Well, I don’t expect to do too much boon docking (camping in roadside rest areas, Wal-Mart parking lots etc., boon docking is camping off the beaten path, away from campgrounds) and I hope to have an alarm system with a panic button on my key-fob clicker. Then there’s always the hammer and the hatchet…
And while I will be meeting up and camping with groups from my RV clubs, I also intend to spend a lot of time alone. I see this year as a time to get reacquainted with me, my authentic self. Not the mom, or Grammie, or teacher, lover or friend, but the essence of who I am and what I love about me. Me, Myself, I--it’s always been an uneasy relationship. Maybe it’s just the price I’ve paid for the childhood that I had, but I have spent so much of my life in service to others, racing around and trying to be a good parent, a good sibling, friend, or lover—I have repeatedly become lost in relationships. Overly involved in other people’s lives and agendas, I was just lost. Maybe on this trip I could drive off the map and be found. Life on the road is also a great and useful metaphor for me.
When I grew up, the expectation was for me to be a wife and raise a family. Check. And once Tom was in school, I’d go back to work. Check. Although that happened when I left Senior, still, it was the beginnings of my work-life. All pre-destined, pre-ordained. But this retirement life? I have no model for this, any more than I had a model for raising a child alone with a driver’s license as my only credential.

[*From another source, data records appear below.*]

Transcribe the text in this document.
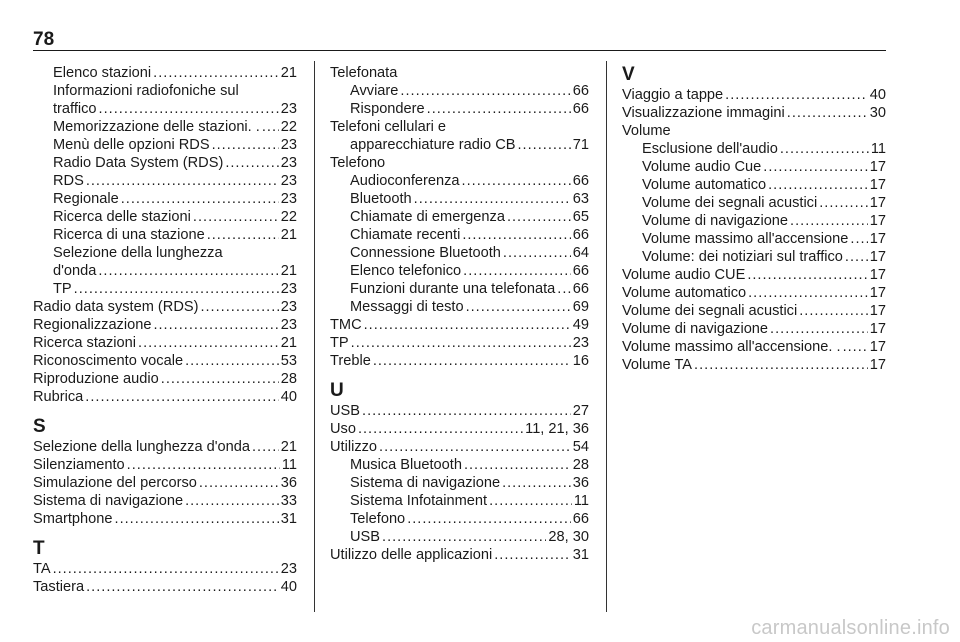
78
Elenco stazioni .....	21
Informazioni radiofoniche sul
traffico .....	23
Memorizzazione delle stazioni. . ..... 22
Menù delle opzioni RDS .....	23
Radio Data System (RDS) .....	23
RDS .....	23
Regionale .....	23
Ricerca delle stazioni .....	22
Ricerca di una stazione .....	21
Selezione della lunghezza
d'onda .....	21
TP .....	23
Radio data system (RDS) .....	23
Regionalizzazione .....	23
Ricerca stazioni .....	21
Riconoscimento vocale .....	53
Riproduzione audio .....	28
Rubrica .....	40
S
Selezione della lunghezza d'onda ..... 21
Silenziamento .....	11
Simulazione del percorso .....	36
Sistema di navigazione .....	33
Smartphone .....	31
T
TA .....	23
Tastiera .....	40
Telefonata
Avviare .....	66
Rispondere .....	66
Telefoni cellulari e
apparecchiature radio CB .....	71
Telefono
Audioconferenza .....	66
Bluetooth .....	63
Chiamate di emergenza .....	65
Chiamate recenti .....	66
Connessione Bluetooth .....	64
Elenco telefonico .....	66
Funzioni durante una telefonata ..... 66
Messaggi di testo .....	69
TMC .....	49
TP .....	23
Treble .....	16
U
USB .....	27
Uso .....	11, 21, 36
Utilizzo .....	54
Musica Bluetooth .....	28
Sistema di navigazione .....	36
Sistema Infotainment .....	11
Telefono .....	66
USB .....	28, 30
Utilizzo delle applicazioni .....	31
V
Viaggio a tappe .....	40
Visualizzazione immagini .....	30
Volume
Esclusione dell'audio .....	11
Volume audio Cue .....	17
Volume automatico .....	17
Volume dei segnali acustici .....	17
Volume di navigazione .....	17
Volume massimo all'accensione ..... 17
Volume: dei notiziari sul traffico ..... 17
Volume audio CUE .....	17
Volume automatico .....	17
Volume dei segnali acustici .....	17
Volume di navigazione .....	17
Volume massimo all'accensione. . ..... 17
Volume TA .....	17
carmanualsonline.info
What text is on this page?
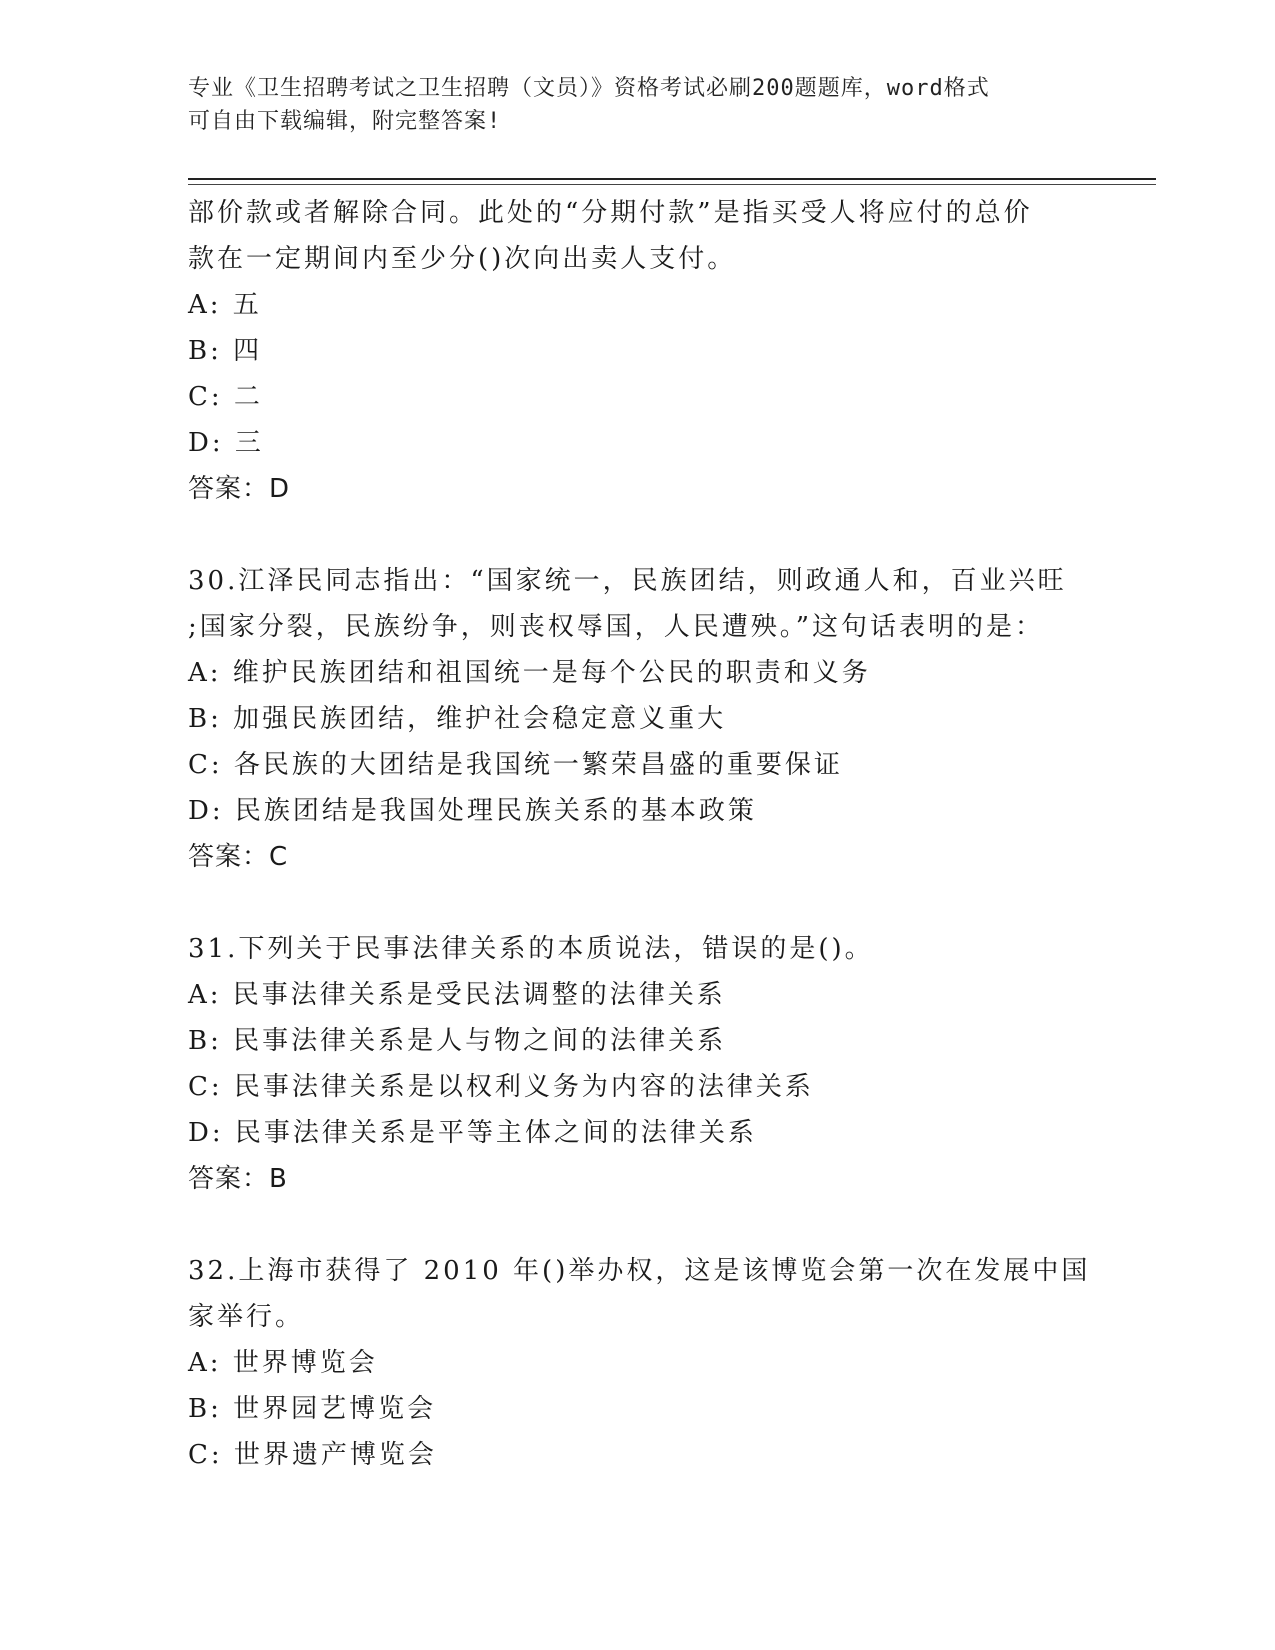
专业《卫生招聘考试之卫生招聘（文员）》资格考试必刷200题题库，word格式
可自由下载编辑，附完整答案!
部价款或者解除合同。此处的“分期付款”是指买受人将应付的总价
款在一定期间内至少分()次向出卖人支付。
A: 五
B: 四
C: 二
D: 三
答案：D
30.江泽民同志指出：“国家统一，民族团结，则政通人和，百业兴旺
;国家分裂，民族纷争，则丧权辱国，人民遭殃。”这句话表明的是：
A: 维护民族团结和祖国统一是每个公民的职责和义务
B: 加强民族团结，维护社会稳定意义重大
C: 各民族的大团结是我国统一繁荣昌盛的重要保证
D: 民族团结是我国处理民族关系的基本政策
答案：C
31.下列关于民事法律关系的本质说法，错误的是()。
A: 民事法律关系是受民法调整的法律关系
B: 民事法律关系是人与物之间的法律关系
C: 民事法律关系是以权利义务为内容的法律关系
D: 民事法律关系是平等主体之间的法律关系
答案：B
32.上海市获得了 2010 年()举办权，这是该博览会第一次在发展中国
家举行。
A: 世界博览会
B: 世界园艺博览会
C: 世界遗产博览会
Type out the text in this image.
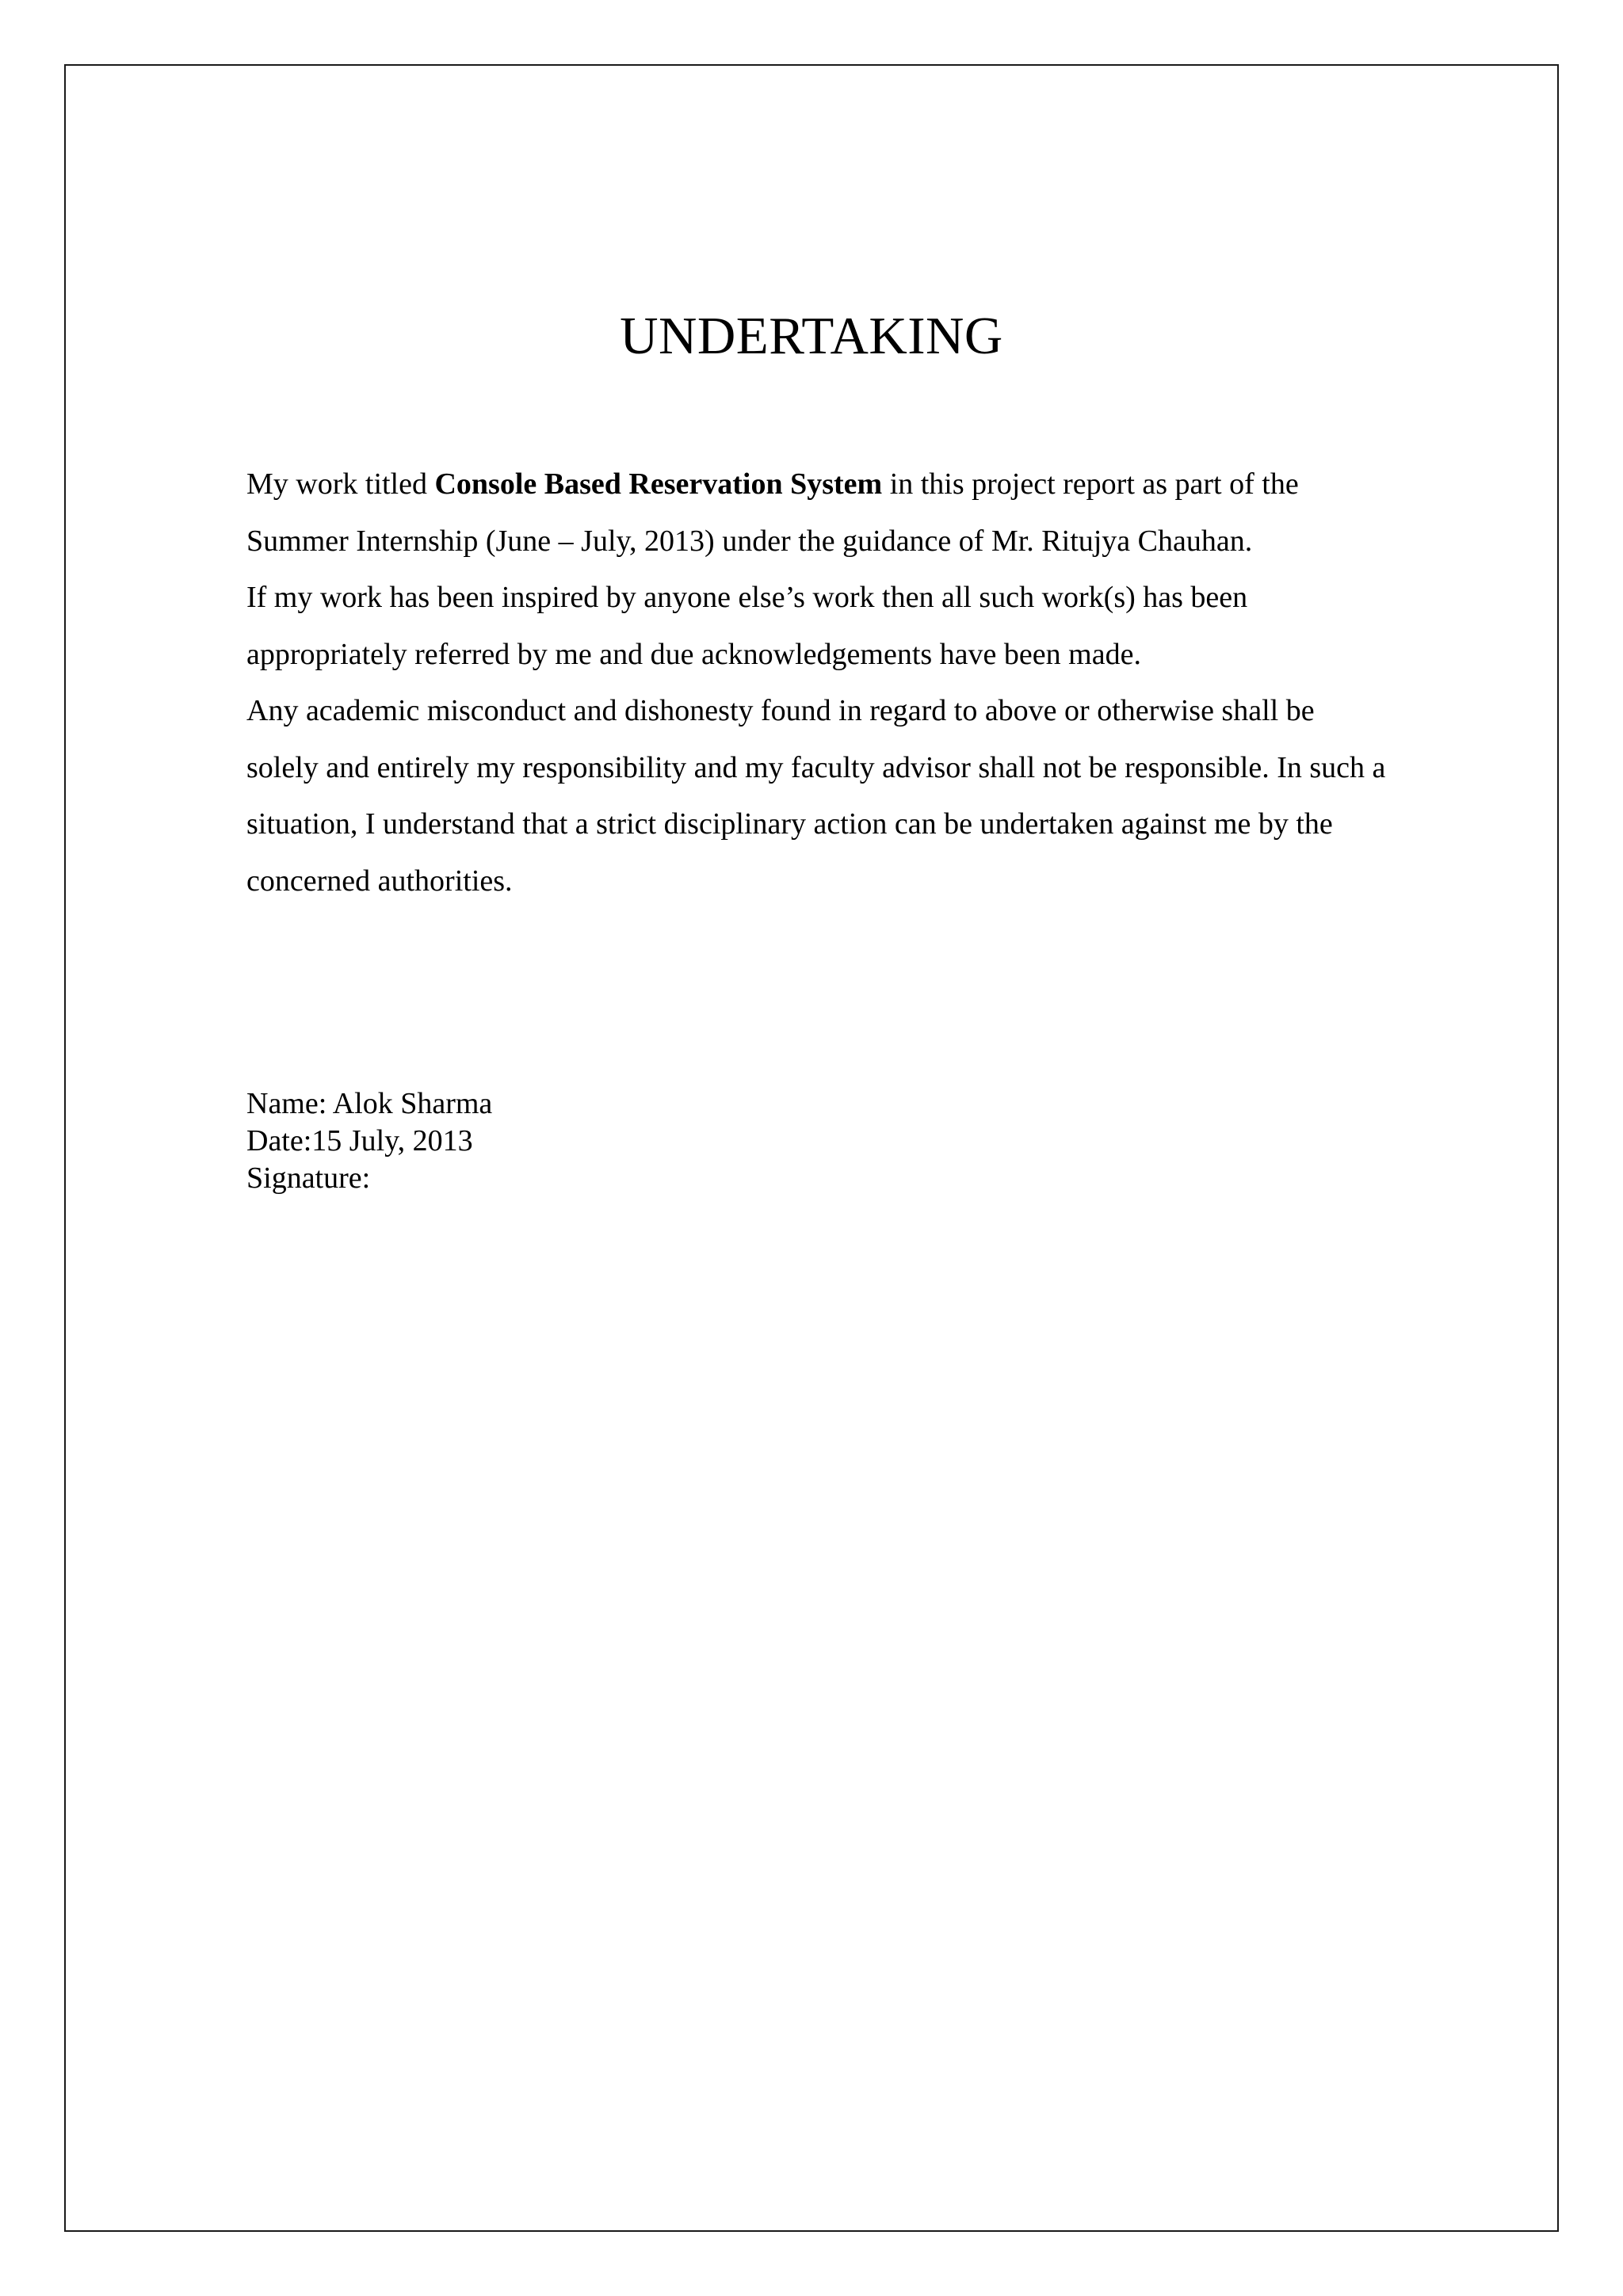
UNDERTAKING

My work titled Console Based Reservation System in this project report as part of the Summer Internship (June – July, 2013) under the guidance of Mr. Ritujya Chauhan.

If my work has been inspired by anyone else’s work then all such work(s) has been appropriately referred by me and due acknowledgements have been made.

Any academic misconduct and dishonesty found in regard to above or otherwise shall be solely and entirely my responsibility and my faculty advisor shall not be responsible. In such a situation, I understand that a strict disciplinary action can be undertaken against me by the concerned authorities.

Name: Alok Sharma
Date:15 July, 2013
Signature:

Thank God I met Gran Boylan, and heard her stories, I latched onto her as my hero, and knew that what I was attempting could be done. She survived and thrived in a foreign country with three kids and no husband!
So, to be retired from my work life—other than growing old, quite possibly getting sick, needing care, and kicking the bucket—what am I looking forward to now?
Those are society’s expectations for old women. It’s what I’ve seen around as a model for how this next few years will roll out. Yeah. No. Not so much. There has to be more to life than this.